With the design simplification, the Label manager can quickly get a sense from just a single number.

The NU score summarizes the artist’s performance over a period of time. It gives a snapshot without providing the trend and changes over time.

I presented the metrics with more dimensions for the NU score variance with the same data set.

Here is an example to gain insights into the fluctuation and consistency of each artist’s performance.

At first, the data scientists categorize the NU score with a linear grade system from a score of 0 to 100. Without putting thought into how the end-users would perceive the grade and the coloring, this is obviously discouraging because everyone would look like a low performer.

I suggested adjusting the threshold to improve the NU Score distribution. A tiny change makes the insights more humane, positive, and friendly.

 

3. Drill into a particular metric to locate the issue.

To help with the cause-effect analysis, I iterated the initial NU versions and provided actionable next steps by adding a NU score breakdown by the data source.

It provided a straightforward visualization for Christina to grab any exact metric number from her weekly reportings.

An extra benefit of the design - a simulation feature can be easily added that can simulate how different scenarios affect the NU score.

Christina can have an As-If analysis by giving different weights to each metric based on their definitions.

Discussions with Data Scientists, and thinking about how to translate data results with better UX.

One of the visualization challenges was data on different scales. For example, metrics like Impressions were in Million/weekly, but subscriber gain was in thousands/weekly.

I compactly visualized data by a double-ended chart to compare those data.


4. Discover the root cause.

There are various metrics behind “fan engagement”, and an interesting one is the social channel comments. The comments are helpful for investigating a root cause of an incident, however, it’s a heavy workload for label managers to read thousands of Youtube or Instagram comments.

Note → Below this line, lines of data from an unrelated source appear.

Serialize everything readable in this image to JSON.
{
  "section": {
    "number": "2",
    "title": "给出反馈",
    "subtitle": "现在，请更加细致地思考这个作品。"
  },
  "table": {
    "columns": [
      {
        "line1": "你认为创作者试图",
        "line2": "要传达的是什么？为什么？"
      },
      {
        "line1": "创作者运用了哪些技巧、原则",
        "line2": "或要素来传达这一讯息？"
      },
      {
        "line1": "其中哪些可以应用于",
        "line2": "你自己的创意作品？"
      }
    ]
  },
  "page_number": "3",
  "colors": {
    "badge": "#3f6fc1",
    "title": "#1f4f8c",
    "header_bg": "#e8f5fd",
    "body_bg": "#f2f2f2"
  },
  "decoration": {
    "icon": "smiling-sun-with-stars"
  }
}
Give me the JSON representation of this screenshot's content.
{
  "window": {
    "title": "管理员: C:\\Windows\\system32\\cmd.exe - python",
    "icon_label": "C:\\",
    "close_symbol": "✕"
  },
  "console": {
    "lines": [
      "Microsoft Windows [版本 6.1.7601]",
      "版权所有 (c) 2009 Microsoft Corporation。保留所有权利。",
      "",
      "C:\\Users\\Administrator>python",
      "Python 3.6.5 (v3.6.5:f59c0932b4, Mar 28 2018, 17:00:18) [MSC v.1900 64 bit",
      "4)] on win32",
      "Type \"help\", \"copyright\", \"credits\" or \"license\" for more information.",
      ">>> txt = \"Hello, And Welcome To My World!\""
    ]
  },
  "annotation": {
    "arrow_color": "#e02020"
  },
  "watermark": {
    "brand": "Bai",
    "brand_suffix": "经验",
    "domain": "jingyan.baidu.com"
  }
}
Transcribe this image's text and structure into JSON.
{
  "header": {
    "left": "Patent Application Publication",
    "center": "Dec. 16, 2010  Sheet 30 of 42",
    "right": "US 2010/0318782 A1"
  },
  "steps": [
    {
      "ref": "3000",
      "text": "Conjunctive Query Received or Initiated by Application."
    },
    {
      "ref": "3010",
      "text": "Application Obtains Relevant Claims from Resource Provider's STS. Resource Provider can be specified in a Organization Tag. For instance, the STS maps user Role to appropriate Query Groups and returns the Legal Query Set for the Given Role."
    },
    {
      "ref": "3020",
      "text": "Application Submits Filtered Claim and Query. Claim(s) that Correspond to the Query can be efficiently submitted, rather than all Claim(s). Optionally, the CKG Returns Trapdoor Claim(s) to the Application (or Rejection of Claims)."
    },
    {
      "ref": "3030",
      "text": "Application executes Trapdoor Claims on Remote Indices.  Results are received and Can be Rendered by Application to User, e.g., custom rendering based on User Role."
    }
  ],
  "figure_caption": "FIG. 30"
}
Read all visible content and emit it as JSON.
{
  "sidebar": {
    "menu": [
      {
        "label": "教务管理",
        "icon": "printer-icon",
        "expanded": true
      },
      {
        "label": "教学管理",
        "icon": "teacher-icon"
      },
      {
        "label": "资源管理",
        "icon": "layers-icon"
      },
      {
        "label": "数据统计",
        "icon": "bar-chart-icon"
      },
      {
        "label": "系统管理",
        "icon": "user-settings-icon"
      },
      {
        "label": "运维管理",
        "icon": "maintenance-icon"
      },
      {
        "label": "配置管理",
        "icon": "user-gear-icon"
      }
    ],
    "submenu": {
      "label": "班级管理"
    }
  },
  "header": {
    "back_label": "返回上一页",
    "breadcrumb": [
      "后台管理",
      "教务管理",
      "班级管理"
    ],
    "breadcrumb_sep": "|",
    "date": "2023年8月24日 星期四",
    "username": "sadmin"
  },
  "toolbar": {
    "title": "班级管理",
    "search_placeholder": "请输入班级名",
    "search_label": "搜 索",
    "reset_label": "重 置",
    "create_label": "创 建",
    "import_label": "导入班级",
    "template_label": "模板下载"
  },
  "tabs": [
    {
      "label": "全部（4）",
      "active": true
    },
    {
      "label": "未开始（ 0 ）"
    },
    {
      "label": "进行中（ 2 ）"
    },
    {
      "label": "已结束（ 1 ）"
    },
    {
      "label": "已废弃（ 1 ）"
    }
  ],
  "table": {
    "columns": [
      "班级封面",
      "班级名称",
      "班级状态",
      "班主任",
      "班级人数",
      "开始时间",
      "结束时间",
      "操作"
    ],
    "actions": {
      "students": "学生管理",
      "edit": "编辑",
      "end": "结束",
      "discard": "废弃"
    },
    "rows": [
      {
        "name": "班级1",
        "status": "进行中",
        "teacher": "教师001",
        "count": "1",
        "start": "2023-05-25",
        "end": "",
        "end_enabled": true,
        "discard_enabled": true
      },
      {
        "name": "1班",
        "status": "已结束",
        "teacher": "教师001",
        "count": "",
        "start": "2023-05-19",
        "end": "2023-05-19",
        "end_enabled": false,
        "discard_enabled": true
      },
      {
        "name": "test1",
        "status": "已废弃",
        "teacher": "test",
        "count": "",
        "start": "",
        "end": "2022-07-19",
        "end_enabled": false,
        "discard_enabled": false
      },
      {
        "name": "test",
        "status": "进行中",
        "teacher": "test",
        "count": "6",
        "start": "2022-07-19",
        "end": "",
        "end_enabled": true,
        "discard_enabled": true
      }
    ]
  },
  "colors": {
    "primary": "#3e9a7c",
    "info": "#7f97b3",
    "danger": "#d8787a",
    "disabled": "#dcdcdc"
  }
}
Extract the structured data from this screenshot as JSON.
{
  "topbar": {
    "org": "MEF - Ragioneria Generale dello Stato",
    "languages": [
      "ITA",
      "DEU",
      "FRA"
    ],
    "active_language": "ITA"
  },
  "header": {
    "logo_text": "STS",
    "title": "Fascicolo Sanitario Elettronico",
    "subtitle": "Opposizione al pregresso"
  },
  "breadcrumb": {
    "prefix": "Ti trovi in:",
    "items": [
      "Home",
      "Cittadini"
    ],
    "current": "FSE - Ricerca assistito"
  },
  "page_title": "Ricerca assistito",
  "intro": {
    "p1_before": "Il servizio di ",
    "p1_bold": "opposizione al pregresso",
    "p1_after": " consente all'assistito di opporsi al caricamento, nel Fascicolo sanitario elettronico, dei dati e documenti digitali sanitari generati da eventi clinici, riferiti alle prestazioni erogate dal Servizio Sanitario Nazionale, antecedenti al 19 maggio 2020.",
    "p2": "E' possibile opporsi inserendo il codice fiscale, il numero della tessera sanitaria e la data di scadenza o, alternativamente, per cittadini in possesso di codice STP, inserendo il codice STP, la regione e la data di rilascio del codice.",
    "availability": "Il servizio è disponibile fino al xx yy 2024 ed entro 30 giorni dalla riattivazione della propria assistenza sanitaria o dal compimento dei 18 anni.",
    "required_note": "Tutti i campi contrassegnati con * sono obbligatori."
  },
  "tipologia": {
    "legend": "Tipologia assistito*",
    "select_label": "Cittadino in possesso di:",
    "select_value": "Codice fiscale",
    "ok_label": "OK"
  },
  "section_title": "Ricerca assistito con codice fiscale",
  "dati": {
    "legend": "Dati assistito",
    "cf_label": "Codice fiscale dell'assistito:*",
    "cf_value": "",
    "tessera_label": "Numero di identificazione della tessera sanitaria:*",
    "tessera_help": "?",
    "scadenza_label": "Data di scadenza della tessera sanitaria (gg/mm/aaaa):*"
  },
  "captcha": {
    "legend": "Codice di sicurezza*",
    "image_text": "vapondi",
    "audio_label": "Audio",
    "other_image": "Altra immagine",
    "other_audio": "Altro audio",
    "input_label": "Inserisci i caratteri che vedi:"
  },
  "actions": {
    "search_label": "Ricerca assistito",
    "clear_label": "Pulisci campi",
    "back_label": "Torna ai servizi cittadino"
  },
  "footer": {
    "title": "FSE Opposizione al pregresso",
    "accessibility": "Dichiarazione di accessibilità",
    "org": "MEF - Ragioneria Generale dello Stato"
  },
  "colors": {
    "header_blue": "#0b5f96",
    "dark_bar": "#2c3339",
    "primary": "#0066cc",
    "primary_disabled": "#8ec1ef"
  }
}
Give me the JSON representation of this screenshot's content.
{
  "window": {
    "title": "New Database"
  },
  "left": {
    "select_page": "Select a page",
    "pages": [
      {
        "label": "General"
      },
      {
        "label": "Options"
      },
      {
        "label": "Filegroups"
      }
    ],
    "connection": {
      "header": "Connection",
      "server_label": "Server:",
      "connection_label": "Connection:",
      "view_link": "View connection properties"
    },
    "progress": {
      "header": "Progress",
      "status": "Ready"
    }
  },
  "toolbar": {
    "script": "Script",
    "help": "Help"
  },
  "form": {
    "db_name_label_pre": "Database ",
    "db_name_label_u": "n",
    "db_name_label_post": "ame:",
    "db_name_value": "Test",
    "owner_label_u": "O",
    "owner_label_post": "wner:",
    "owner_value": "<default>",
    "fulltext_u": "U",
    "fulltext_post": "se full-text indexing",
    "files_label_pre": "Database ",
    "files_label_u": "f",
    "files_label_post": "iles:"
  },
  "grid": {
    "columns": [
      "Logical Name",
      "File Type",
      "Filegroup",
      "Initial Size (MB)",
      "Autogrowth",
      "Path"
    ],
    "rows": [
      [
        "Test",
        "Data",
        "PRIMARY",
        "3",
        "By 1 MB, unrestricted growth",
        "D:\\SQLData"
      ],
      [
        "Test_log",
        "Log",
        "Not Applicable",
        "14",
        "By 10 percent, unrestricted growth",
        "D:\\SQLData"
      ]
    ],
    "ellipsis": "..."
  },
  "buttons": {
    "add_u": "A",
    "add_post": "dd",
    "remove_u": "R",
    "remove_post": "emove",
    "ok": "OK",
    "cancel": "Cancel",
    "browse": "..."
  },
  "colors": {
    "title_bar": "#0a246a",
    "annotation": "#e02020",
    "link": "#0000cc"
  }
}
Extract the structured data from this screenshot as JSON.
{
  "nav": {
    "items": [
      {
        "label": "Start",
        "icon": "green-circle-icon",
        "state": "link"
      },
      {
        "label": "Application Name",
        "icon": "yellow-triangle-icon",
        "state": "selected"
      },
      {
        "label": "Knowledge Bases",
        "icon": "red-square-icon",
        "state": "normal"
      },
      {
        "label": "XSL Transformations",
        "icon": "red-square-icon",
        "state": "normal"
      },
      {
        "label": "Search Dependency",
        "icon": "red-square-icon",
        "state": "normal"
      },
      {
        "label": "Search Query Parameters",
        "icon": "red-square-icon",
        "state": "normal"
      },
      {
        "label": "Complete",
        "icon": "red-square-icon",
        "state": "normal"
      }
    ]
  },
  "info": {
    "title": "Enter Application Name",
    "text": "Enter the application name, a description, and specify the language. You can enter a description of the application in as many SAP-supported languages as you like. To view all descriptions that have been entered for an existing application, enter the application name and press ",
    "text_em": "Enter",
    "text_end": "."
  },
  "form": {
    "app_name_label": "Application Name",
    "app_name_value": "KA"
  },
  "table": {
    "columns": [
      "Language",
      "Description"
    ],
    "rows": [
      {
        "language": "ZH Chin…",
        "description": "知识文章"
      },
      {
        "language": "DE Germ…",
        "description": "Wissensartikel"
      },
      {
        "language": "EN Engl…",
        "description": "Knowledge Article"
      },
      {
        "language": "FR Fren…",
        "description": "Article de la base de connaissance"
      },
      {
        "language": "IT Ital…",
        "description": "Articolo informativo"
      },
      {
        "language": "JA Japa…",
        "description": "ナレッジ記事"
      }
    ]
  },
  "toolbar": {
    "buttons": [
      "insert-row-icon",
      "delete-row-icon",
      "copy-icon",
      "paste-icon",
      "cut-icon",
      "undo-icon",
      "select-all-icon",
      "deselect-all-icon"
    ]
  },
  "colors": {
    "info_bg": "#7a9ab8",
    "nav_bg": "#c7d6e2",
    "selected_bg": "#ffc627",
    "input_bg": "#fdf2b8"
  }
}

To simplify the process, the data scientist applied sentiment analysis. I organized the sentiment results and grouped the comments in an easily consumable way.

When exploring data visualization design options, one seemingly straightforward proposal is to add depth by grouping comments and mentions into a single table chart. This Swiss army knife solution is space-saving because more detailed insights are expanded. However, the nested structure can cause users to lose track of the data hierarchy.

According to the persona needs, I landed on a solution with a series of simple correlated charts in a master/details structure that the user can see the entire insights story journey, reducing their mental workload.

 
 

This Design decision is driven by persona,

A flat structure allows Christina faster deliver the analytics report by easily switching between elements, doing comparisons, and jumping from one scenario to another.

Christina is not tech-savvy: She can see the information and any actions relevant to that detailed item by a master-detail pattern. It’s easy to understand and doesn't need a lot of explanation.

Save page space isn’t a priority to Christina.

 
 
 

UI Library Choice

In the initial stage of the project, we started with more explorative rich & sophisticated UI elements to better pitch the solution to the customer. As the project went on with more specific deliverables and a more concrete timeline, we decided to use a UI kit library SAC directly.

We were able to cut the efforts in engineering implementations without any compromise on the user's needs. I successfully managed the expectations from all stakeholders.

 

 

Solution Test & Impact

“The mystery of Saudi Arabia and our explosive success in the Middle East has been explained. The code was cracked by SAP and their incredible analytics.”